STANDISH — More than 150 friends, family members and classmates of a Standish teenager who was killed in a crash last week gathered Wednesday to remember a young woman described as “a great soul” who always wore a smile.

Angel Greene, 16, was one of four teenagers in a car in the early morning of Nov. 5 when the driver apparently lost control on Turkey Lane in Buxton. As the three survivors heal, members of the close-knit community came together at Bonny Eagle High School on Wednesday to commune and talk about Greene during an emotional “celebration” of her life.

Friends, many fighting back tears, described Greene as “one of a kind,” someone who was always smiling and encouraging others to remain positive. One friend since fifth grade said Greene always urged her to tell her foster parents that she loved them before leaving even for a little bit, “because you may never see them again.”

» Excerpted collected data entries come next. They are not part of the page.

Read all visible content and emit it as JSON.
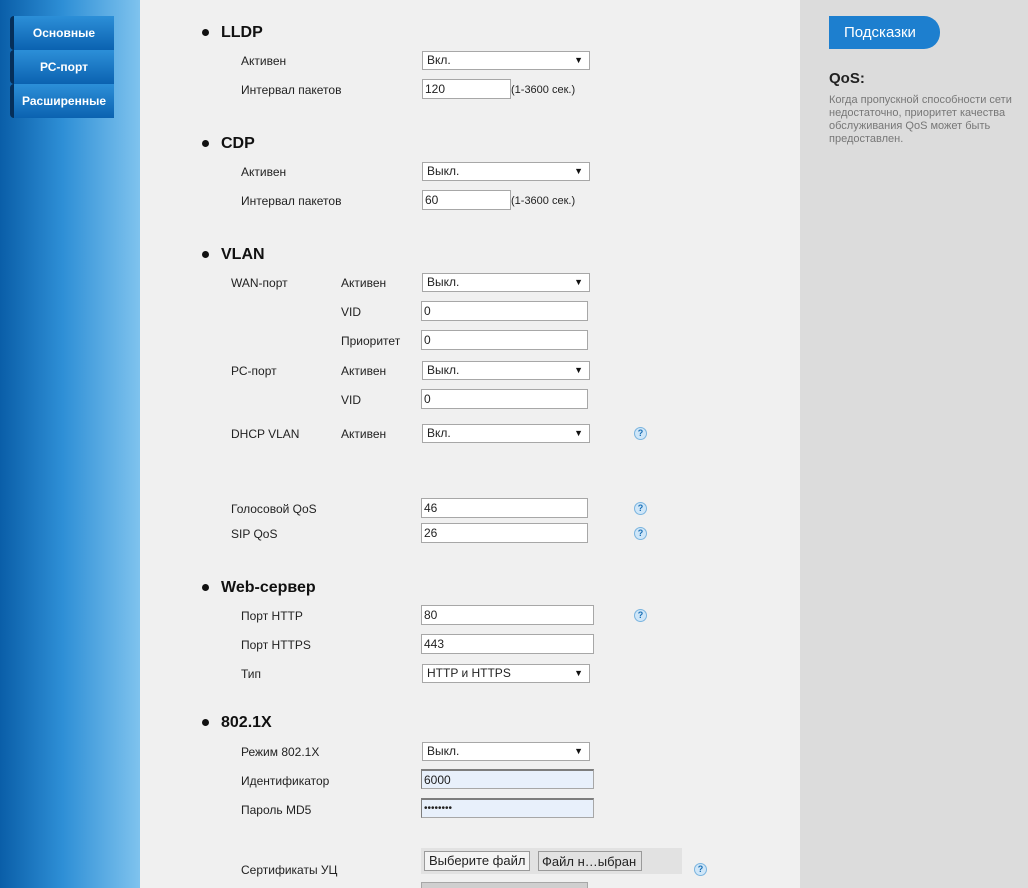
{
  "sidebar": {
    "items": [
      {
        "label": "Основные"
      },
      {
        "label": "РС-порт"
      },
      {
        "label": "Расширенные"
      }
    ]
  },
  "lldp": {
    "title": "LLDP",
    "active_label": "Активен",
    "active_value": "Вкл.",
    "interval_label": "Интервал пакетов",
    "interval_value": "120",
    "interval_hint": "(1-3600 сек.)"
  },
  "cdp": {
    "title": "CDP",
    "active_label": "Активен",
    "active_value": "Выкл.",
    "interval_label": "Интервал пакетов",
    "interval_value": "60",
    "interval_hint": "(1-3600 сек.)"
  },
  "vlan": {
    "title": "VLAN",
    "wan_label": "WAN-порт",
    "wan_active_label": "Активен",
    "wan_active_value": "Выкл.",
    "wan_vid_label": "VID",
    "wan_vid_value": "0",
    "wan_priority_label": "Приоритет",
    "wan_priority_value": "0",
    "pc_label": "РС-порт",
    "pc_active_label": "Активен",
    "pc_active_value": "Выкл.",
    "pc_vid_label": "VID",
    "pc_vid_value": "0",
    "dhcp_label": "DHCP VLAN",
    "dhcp_active_label": "Активен",
    "dhcp_active_value": "Вкл.",
    "voice_qos_label": "Голосовой QoS",
    "voice_qos_value": "46",
    "sip_qos_label": "SIP QoS",
    "sip_qos_value": "26"
  },
  "web": {
    "title": "Web-сервер",
    "http_label": "Порт HTTP",
    "http_value": "80",
    "https_label": "Порт HTTPS",
    "https_value": "443",
    "type_label": "Тип",
    "type_value": "HTTP и HTTPS"
  },
  "dot1x": {
    "title": "802.1X",
    "mode_label": "Режим 802.1X",
    "mode_value": "Выкл.",
    "id_label": "Идентификатор",
    "id_value": "6000",
    "pwd_label": "Пароль MD5",
    "pwd_value": "••••••••",
    "cert_label": "Сертификаты УЦ",
    "choose_button": "Выберите файл",
    "no_file": "Файл н…ыбран"
  },
  "help_glyph": "?",
  "arrow_glyph": "▼",
  "hints": {
    "tab": "Подсказки",
    "title": "QoS:",
    "text": "Когда пропускной способности сети недостаточно, приоритет качества обслуживания QoS может быть предоставлен."
  }
}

Ansley Moore, who was Greene’s “big sister” through the “Big Brothers, Big Sisters” program for five years, said, “I first joined Big Sisters because I wanted to make a difference in somebody’s life. When I found Angel, she was actually the one who was going to make a difference in mine. She was just the sweetest girl, super-adventurous and always making me laugh.”

Wednesday’s gathering also was an opportunity for members of Greene’s family – including her mother and brothers – to show their appreciation for the support they have received from the community.

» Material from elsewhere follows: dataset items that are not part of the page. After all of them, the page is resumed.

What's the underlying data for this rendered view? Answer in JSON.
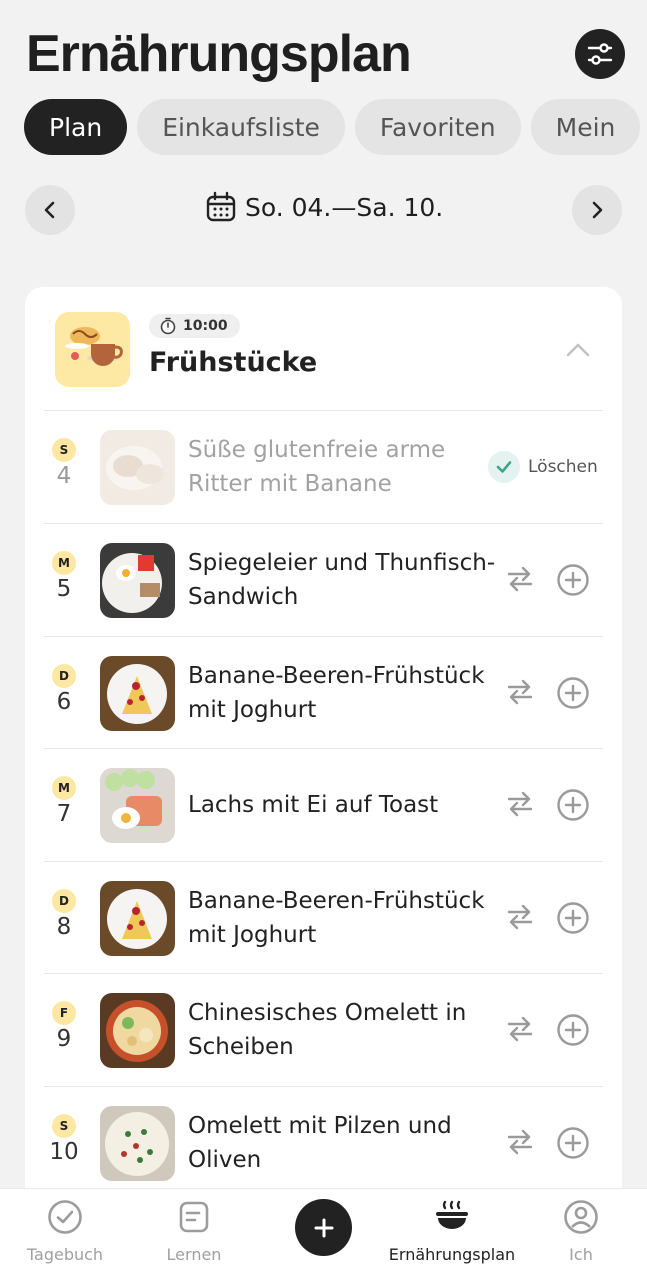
{
  "header": {
    "title": "Ernährungsplan",
    "tabs": [
      {
        "label": "Plan",
        "active": true
      },
      {
        "label": "Einkaufsliste"
      },
      {
        "label": "Favoriten"
      },
      {
        "label": "Mein"
      }
    ]
  },
  "date_nav": {
    "range": "So. 04.—Sa. 10."
  },
  "meal": {
    "time": "10:00",
    "title": "Frühstücke",
    "rows": [
      {
        "day_letter": "S",
        "day_num": "4",
        "recipe": "Süße glutenfreie arme Ritter mit Banane",
        "status": "Löschen",
        "done": true
      },
      {
        "day_letter": "M",
        "day_num": "5",
        "recipe": "Spiegeleier und Thunfisch-Sandwich"
      },
      {
        "day_letter": "D",
        "day_num": "6",
        "recipe": "Banane-Beeren-Frühstück mit Joghurt"
      },
      {
        "day_letter": "M",
        "day_num": "7",
        "recipe": "Lachs mit Ei auf Toast"
      },
      {
        "day_letter": "D",
        "day_num": "8",
        "recipe": "Banane-Beeren-Frühstück mit Joghurt"
      },
      {
        "day_letter": "F",
        "day_num": "9",
        "recipe": "Chinesisches Omelett in Scheiben"
      },
      {
        "day_letter": "S",
        "day_num": "10",
        "recipe": "Omelett mit Pilzen und Oliven"
      }
    ]
  },
  "bottom_nav": [
    {
      "label": "Tagebuch",
      "icon": "check-circle-icon"
    },
    {
      "label": "Lernen",
      "icon": "note-icon"
    },
    {
      "label": "Ernährungsplan",
      "icon": "bowl-icon",
      "active": true
    },
    {
      "label": "Ich",
      "icon": "profile-icon"
    }
  ],
  "colors": {
    "accent_dark": "#222222",
    "day_badge": "#fde7a2",
    "check_green": "#3aa68c"
  }
}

“For my family to all of you and anybody who is helping, thank you so much,” said Greene’s brother Brett Castner. “Truly, it has helped.”

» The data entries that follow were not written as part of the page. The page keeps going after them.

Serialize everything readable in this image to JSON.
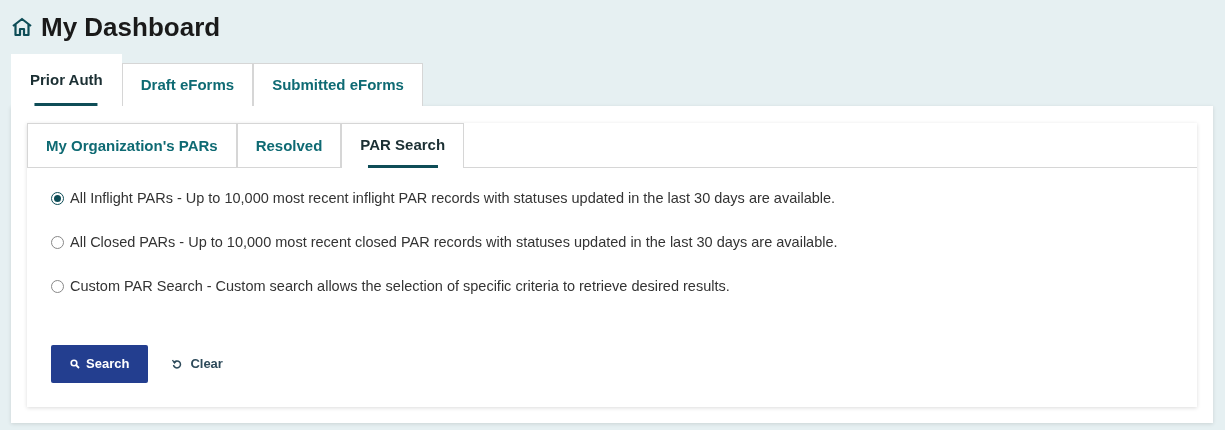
{
  "title": "My Dashboard",
  "tabs": [
    {
      "label": "Prior Auth",
      "selected": true
    },
    {
      "label": "Draft eForms",
      "selected": false
    },
    {
      "label": "Submitted eForms",
      "selected": false
    }
  ],
  "subtabs": [
    {
      "label": "My Organization's PARs",
      "selected": false
    },
    {
      "label": "Resolved",
      "selected": false
    },
    {
      "label": "PAR Search",
      "selected": true
    }
  ],
  "options": [
    {
      "label": "All Inflight PARs - Up to 10,000 most recent inflight PAR records with statuses updated in the last 30 days are available.",
      "selected": true
    },
    {
      "label": "All Closed PARs - Up to 10,000 most recent closed PAR records with statuses updated in the last 30 days are available.",
      "selected": false
    },
    {
      "label": "Custom PAR Search - Custom search allows the selection of specific criteria to retrieve desired results.",
      "selected": false
    }
  ],
  "buttons": {
    "search": "Search",
    "clear": "Clear"
  }
}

Throughout the gathering, visitors embraced Greene’s mother, Christa Greene, who also thanked the supporters who filled much of Bonny Eagle High’s cafeteria.

“I know my world has been tipped upside-down, and without you, I don’t know how I’m going to go on,” Greene said. “But thank you for all of your support and all of your messages that I have been receiving. I appreciate them from all of you. You have meant the world and you have kept me going these last few days.”

Police and prosecutors have released few details about the crash, saying it remains under investigation.

The four teenagers were going east on a straight section of Turkey Lane at 1:30 a.m. on Nov. 5 when the driver, Edward Estey, 17, of Standish, reportedly lost control of the car near Henry Hill Road, sending the car into a utility pole and a tree.

Greene was thrown from the vehicle. Estey and two passengers – Autumn Potter, 16, and Zakary Pacillo, 19, both of Standish – were injured.

Pacillo attended Wednesday’s gathering wearing what appeared to be a back brace and bandages, but did not speak.

A police report on the crash said the driver “operated motor vehicle in erratic, reckless, careless, negligent or aggressive manner.”

The stretch of Turkey Lane near Henry Hill Road where Estey lost control is well-known to locals as a problem area. At least two other fatal accidents have occurred at the site, and neighbors have raised concerns about speeding in the 45 mph zone, and over the dips and rises in the road.

During Wednesday’s remembrance, pictures of Greene were projected onto a screen at the front of the room and scrolled across it as visitors signed a posterboard surrounding a black-and-white photo of Greene smiling warmly, her head tilted. Some people wrote their memories of her, while others simply wrote, “I love you.”

Speaking to reporters before the celebration, Evan Leavitt, 17, said he hopes that the tragedy will encourage others to slow down on Turkey Lane.

Leavitt, a friend of Greene’s, described her as “a kind person who touched everyone.”

“She had a great soul and was just kind-hearted to everyone,” he said.